AC : pas au sens mathématique du terme. J’ai abandonné les théorèmes quand je suis passé à la biologie. Je suis dans le monde des données et des phénomènes physiques complexes, pour lesquels très souvent on approche des principes généraux (c’est ce que je cherche) du comportement moléculaire qui expliquent les données expérimentales.

Les mathématiciens ont des règles logiques qui peuvent les aider à vérifier leurs preuves. Au contraire, nos vérificateurs sont les données biologiques, provenant des expériences. Il s’agit de données bruitées et leur utilisation, pour tester nos « théorèmes », doit être judicieusement employée. C’est important de se rendre compte que la rigueur du phénomène physique est bien plus élevée en certitude que la rigueur du raisonnement logique, et cela parce que les expériences physiques reproductibles sont bien plus fiables que l’intuition humaine. L’idée de travailler aujourd’hui dans un contexte où les phénomènes biologiques complexes définissent le cadre de l’intuition me fascine et je pense que l’on est en train d’aller vers la définition d’une nouvelle discipline, différente des mathématiques existantes, et qui nous permettra d’utiliser les données de façon rigoureuse à l’aide de calculs qui accompagneront la construction de l’intuition.

Travailler aux interfaces entre deux disciplines n’est pas simple…

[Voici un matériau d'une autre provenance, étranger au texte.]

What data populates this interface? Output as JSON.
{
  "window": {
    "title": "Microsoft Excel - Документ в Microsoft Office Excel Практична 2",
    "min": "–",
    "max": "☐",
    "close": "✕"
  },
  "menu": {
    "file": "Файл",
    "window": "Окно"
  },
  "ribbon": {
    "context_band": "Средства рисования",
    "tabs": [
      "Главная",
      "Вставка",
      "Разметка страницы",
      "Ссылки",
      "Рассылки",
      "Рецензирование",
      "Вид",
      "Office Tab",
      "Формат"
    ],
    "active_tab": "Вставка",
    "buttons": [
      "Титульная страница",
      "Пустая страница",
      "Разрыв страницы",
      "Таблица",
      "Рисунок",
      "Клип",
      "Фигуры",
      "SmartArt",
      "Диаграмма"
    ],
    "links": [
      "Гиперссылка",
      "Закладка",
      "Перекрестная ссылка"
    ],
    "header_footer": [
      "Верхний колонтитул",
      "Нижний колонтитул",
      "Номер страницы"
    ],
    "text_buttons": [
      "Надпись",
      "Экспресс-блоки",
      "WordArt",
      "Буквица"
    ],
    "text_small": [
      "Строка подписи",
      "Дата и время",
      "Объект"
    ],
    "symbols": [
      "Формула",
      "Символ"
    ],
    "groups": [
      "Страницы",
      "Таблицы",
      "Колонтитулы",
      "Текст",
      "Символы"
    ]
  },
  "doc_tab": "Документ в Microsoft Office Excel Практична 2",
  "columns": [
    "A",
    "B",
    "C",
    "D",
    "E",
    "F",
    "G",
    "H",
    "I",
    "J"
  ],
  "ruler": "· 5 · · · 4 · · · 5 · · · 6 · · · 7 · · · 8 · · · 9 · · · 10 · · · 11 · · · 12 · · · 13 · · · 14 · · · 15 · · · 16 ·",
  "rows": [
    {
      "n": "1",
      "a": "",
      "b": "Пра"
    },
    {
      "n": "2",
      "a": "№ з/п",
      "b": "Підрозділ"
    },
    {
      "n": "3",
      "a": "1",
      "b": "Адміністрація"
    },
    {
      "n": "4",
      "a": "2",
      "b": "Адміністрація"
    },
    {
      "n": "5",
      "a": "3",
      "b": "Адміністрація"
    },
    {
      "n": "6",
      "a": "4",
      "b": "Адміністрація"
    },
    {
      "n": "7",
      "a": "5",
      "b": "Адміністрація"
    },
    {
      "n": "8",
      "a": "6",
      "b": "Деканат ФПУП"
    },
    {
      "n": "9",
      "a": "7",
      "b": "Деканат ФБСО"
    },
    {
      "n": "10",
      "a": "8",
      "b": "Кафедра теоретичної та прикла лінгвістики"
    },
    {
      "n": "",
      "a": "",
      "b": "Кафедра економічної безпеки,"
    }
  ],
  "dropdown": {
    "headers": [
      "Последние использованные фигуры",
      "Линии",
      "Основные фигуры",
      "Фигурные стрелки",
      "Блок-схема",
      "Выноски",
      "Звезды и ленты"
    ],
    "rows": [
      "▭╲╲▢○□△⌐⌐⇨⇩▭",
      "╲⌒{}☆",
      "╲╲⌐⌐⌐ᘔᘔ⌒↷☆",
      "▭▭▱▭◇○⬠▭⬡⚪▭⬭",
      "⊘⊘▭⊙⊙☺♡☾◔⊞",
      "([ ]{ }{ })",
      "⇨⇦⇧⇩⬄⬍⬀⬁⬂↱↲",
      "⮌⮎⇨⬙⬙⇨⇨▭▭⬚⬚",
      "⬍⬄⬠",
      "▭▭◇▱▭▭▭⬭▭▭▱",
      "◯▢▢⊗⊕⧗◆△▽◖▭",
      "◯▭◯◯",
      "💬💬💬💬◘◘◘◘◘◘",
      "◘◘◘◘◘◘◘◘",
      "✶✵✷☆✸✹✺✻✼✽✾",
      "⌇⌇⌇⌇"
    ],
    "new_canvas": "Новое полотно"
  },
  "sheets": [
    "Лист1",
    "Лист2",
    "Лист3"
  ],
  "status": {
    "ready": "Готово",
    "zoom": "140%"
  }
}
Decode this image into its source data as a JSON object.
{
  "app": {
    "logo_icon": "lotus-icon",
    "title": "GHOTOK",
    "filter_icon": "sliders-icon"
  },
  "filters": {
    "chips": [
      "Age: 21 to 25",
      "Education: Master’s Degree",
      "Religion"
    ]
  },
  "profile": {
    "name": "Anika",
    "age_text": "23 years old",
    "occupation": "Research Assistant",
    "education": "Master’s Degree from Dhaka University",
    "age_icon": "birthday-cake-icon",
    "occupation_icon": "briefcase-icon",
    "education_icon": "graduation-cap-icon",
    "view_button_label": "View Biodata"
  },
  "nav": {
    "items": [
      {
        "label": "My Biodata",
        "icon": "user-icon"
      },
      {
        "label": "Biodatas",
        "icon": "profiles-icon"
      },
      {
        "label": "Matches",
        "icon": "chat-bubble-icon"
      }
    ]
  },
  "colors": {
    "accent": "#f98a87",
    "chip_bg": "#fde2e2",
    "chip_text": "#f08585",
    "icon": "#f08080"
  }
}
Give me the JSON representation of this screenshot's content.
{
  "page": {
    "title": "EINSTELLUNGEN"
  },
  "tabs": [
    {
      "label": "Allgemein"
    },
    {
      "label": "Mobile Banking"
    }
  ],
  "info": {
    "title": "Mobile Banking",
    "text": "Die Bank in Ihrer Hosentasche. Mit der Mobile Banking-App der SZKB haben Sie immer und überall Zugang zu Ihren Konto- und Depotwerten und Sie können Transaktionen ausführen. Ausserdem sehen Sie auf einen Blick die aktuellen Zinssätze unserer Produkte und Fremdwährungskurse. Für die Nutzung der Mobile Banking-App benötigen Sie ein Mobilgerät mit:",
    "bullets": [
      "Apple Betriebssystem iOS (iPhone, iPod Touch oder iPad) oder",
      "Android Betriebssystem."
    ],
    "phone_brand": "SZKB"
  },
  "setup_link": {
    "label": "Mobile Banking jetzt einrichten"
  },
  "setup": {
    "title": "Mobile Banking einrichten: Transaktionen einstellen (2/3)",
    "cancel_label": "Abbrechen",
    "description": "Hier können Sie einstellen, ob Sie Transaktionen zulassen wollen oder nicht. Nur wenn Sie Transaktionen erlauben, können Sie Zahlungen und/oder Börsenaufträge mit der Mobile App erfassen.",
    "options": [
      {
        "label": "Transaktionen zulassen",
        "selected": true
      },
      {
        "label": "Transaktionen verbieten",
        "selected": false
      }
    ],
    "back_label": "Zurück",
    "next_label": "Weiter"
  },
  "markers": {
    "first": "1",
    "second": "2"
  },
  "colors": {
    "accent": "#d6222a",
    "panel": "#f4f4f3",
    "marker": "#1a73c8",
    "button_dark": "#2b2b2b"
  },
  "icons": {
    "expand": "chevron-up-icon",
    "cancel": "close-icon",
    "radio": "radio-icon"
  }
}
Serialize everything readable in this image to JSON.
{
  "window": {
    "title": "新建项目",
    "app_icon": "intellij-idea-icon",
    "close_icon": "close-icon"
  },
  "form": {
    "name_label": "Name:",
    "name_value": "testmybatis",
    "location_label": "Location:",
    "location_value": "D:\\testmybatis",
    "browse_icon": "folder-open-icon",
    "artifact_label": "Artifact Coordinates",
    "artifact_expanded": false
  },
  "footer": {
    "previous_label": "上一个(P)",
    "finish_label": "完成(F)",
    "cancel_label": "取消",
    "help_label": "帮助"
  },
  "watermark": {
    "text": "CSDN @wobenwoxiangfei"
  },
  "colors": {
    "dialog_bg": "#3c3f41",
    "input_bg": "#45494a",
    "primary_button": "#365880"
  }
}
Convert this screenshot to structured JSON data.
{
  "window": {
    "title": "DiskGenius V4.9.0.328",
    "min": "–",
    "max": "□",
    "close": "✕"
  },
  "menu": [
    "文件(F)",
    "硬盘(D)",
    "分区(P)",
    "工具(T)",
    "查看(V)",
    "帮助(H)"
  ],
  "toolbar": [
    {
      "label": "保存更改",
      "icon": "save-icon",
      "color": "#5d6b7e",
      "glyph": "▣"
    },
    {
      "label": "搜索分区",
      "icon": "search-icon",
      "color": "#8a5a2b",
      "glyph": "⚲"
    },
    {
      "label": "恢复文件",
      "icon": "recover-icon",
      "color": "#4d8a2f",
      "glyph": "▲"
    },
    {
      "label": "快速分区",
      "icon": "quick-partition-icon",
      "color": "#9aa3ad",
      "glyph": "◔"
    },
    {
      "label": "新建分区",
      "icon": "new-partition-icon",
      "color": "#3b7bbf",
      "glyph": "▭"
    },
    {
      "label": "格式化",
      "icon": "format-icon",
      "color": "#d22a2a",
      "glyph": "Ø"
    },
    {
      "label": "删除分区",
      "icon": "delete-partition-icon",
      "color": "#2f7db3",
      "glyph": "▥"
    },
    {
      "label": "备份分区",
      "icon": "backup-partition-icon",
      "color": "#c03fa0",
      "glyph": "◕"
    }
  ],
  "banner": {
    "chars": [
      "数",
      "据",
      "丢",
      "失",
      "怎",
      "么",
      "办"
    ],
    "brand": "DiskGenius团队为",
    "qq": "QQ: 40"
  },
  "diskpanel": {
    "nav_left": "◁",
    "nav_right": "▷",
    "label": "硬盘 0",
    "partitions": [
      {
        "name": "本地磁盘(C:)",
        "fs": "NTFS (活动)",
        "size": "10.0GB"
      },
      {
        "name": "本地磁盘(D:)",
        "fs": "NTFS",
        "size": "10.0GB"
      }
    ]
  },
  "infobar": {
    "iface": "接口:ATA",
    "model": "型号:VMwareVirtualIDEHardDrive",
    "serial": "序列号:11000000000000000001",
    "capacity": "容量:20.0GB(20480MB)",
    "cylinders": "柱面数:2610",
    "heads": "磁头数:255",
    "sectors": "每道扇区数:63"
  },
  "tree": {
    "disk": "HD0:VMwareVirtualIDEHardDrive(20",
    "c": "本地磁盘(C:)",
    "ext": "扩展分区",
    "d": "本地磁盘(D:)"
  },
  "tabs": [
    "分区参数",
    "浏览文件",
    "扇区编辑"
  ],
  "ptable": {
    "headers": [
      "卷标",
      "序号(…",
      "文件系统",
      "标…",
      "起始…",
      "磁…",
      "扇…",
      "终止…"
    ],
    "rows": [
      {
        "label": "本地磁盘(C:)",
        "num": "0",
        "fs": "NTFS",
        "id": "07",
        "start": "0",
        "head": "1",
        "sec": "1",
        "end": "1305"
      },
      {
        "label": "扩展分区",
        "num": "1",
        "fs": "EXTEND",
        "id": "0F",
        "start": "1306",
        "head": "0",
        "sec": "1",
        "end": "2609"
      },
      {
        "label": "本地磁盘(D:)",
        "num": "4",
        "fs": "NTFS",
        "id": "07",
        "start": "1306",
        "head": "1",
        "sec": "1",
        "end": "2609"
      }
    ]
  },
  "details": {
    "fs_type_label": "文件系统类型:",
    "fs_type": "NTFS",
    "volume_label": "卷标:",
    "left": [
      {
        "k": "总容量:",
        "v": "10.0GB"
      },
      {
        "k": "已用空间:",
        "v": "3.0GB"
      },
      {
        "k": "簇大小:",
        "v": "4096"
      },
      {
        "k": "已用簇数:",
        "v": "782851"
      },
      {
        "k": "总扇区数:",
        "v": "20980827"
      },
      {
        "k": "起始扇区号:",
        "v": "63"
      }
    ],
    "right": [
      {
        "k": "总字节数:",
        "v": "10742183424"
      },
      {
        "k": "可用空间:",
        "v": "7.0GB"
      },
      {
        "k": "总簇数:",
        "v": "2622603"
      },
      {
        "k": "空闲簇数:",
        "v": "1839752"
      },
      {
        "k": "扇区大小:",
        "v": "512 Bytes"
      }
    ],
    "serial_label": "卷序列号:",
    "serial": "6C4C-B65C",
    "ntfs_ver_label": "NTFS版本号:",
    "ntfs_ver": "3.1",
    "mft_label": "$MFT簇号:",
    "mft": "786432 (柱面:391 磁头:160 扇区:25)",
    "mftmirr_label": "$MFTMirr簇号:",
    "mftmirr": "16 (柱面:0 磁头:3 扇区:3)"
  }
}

AC : les mathématiciens pensent que nos méthodes ne sont pas rigoureuses et générales, et les biologistes aimeraient souvent nous cantonner à un rôle de producteurs de services. Je pense que nous sommes en train d’inventer une nouvelle biologie. Nous produisons des données « biologiques » avec nos ordinateurs ; il s’agit de données qui ne peuvent pas être produites par des expériences en laboratoire avec les techniques existantes. Ces données ont autant de valeur que les données expérimentales ! Elles peuvent servir à faire avancer nos connaissances. C’est une révolution importante pour les sciences biologiques, une révolution qui demande aux biologistes d’accepter de nouvelles frontières intellectuelles, et à nous, informaticiens et mathématiciens, de faire un gros effort intellectuel pour comprendre comment utiliser nos puissances de calcul pour étendre les frontières de la connaissance.